Le tribunal de Turin rejette la demande du bijoutier Roggero de suspendre sa peine de prison alors que le débat sur la grâce s'intensifie
Le bureau de surveillance de Turin a refusé la demande de Mario Roggero de suspendre sa peine de 14 ans et 9 mois de prison pour avoir tué deux voleurs, invoquant l'absence d'urgence. L'affaire passe maintenant devant les tribunaux supérieurs, dans un contexte de clash politique autour d'une grâce présidentielle.
Le rejet
Le bureau de surveillance de Turin a rejeté la demande de Mario Roggero de suspendre sa peine de prison. Le bijoutier est détenu à la prison de Bollate, à Milan, purgeant une peine définitive de 14 ans et 9 mois pour avoir tué deux voleurs et blessé un troisième lors d'un incident survenu en 2021 devant sa boutique à Grinzane Cavour, dans la région de Cuneo. La magistrate de surveillance Elena Massucco a estimé qu'aucune circonstance de nécessité ou d'urgence n'était présente, et que la défense n'en avait indiqué aucune.
Aucune circonstance de nécessité et d'urgence n'est constatée, ni n'a été indiquée par la défense, ces circonstances étant indispensables pour procéder à titre conservatoire à ce stade.
Le dossier est désormais transmis au tribunal de surveillance, au parquet général de la cour d'appel de Turin et au bureau de surveillance de Milan pour examen complémentaire.
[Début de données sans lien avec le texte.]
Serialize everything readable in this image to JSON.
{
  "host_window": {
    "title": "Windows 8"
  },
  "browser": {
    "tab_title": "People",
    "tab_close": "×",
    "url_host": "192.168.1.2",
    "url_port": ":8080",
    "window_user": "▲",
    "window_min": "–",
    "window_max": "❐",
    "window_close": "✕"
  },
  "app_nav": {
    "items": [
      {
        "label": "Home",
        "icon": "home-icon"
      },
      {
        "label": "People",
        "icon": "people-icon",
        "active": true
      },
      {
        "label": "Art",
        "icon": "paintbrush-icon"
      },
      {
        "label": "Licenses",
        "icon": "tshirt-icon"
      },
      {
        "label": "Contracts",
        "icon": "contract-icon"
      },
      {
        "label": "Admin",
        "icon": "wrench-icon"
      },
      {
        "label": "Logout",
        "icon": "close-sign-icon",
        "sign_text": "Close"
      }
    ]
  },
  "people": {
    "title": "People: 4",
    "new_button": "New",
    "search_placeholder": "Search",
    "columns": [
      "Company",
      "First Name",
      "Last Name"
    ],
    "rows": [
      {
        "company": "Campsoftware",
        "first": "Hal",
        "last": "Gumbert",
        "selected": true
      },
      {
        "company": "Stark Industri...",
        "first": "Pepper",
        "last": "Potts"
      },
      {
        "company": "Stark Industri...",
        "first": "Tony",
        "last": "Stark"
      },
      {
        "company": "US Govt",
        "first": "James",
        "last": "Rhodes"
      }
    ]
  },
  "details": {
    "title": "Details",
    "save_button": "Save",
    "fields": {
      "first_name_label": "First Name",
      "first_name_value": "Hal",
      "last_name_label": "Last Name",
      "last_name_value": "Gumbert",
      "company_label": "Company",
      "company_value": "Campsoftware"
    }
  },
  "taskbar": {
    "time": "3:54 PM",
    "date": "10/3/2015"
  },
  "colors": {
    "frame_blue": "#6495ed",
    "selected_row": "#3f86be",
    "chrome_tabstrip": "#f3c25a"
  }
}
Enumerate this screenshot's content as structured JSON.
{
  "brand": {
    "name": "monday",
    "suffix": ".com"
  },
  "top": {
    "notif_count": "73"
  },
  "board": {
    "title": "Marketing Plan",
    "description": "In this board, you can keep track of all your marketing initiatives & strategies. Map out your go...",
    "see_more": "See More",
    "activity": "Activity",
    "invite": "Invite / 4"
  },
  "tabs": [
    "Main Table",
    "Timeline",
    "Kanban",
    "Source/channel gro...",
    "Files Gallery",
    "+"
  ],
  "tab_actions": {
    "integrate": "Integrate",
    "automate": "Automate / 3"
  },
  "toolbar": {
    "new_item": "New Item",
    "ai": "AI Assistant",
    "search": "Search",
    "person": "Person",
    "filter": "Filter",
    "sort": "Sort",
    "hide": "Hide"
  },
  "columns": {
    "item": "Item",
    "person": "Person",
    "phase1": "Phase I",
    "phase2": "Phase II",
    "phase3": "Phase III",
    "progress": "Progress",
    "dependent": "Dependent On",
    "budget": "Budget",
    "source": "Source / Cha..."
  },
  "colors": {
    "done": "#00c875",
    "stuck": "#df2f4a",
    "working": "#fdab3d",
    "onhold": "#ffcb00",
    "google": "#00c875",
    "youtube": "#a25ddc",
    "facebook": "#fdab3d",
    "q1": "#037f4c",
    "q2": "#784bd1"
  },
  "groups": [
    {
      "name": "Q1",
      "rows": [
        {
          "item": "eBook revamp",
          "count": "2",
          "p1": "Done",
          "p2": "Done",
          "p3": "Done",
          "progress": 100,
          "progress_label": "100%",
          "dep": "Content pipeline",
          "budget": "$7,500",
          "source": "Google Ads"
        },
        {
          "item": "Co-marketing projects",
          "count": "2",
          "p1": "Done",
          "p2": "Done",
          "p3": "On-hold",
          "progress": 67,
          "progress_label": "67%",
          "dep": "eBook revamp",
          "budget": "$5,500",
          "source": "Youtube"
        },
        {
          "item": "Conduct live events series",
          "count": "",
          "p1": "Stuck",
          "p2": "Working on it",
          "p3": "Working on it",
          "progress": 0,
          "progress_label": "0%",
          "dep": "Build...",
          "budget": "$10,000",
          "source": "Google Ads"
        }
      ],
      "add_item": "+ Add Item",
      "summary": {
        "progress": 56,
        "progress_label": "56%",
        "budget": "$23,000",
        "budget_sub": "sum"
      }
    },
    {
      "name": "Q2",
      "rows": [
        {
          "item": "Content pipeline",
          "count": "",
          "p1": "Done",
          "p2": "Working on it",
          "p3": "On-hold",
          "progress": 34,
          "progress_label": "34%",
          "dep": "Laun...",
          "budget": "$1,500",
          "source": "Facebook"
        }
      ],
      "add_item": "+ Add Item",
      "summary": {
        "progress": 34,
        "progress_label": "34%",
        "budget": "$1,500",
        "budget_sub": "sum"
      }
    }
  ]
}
Polémique politique autour de la grâce
La décision judiciaire intervient dans un contexte de vif débat politique. Jeudi matin, alors que Roggero était encore en liberté, le ministre de la Justice Carlo Nordio a annoncé avoir lancé une enquête en vue d'accorder une grâce, une initiative revendiquée par la Première ministre Giorgia Meloni. Peu après, le président Sergio Mattarella a convoqué Nordio et lui a rappelé que la Constitution réserve le pouvoir d'accorder des grâces exclusivement au chef de l'État. Des sources au Quirinal ont noté que les motifs de la Cour suprême dans l'affaire Roggero n'ont pas encore été publiés, ce qui rend toute discussion sur une grâce prématurée.
L'espoir de la famille
La fille de Roggero, Laura Roggero, a déclaré que la famille conserve l'espoir d'une solution, que ce soit par le biais de l'assignation à résidence ou d'une grâce, compte tenu de l'âge de son père. La défense avait demandé la suspension de la peine de prison en attendant la demande de grâce. L'épouse de Roggero, Mariangela Sandrone, avait déposé la demande de clémence quelques heures seulement avant qu'il ne se rende à Bollate vendredi dernier.
C'est une affaire que nos avocats suivent. Nous continuons d'espérer qu'une solution sera trouvée, que ce soit l'octroi de l'assignation à résidence ou une grâce, en considérant également son âge.
Appel au calme
Le procureur en chef de Milan, Marcello Viola, a exhorté toutes les parties à baisser le ton, après les attaques sur les réseaux sociaux contre les juges qui ont condamné Roggero et les tensions politiques autour de la légitime défense. Il a souligné la nécessité de laisser la justice faire son travail et de lire les motivations des décisions avant de réagir.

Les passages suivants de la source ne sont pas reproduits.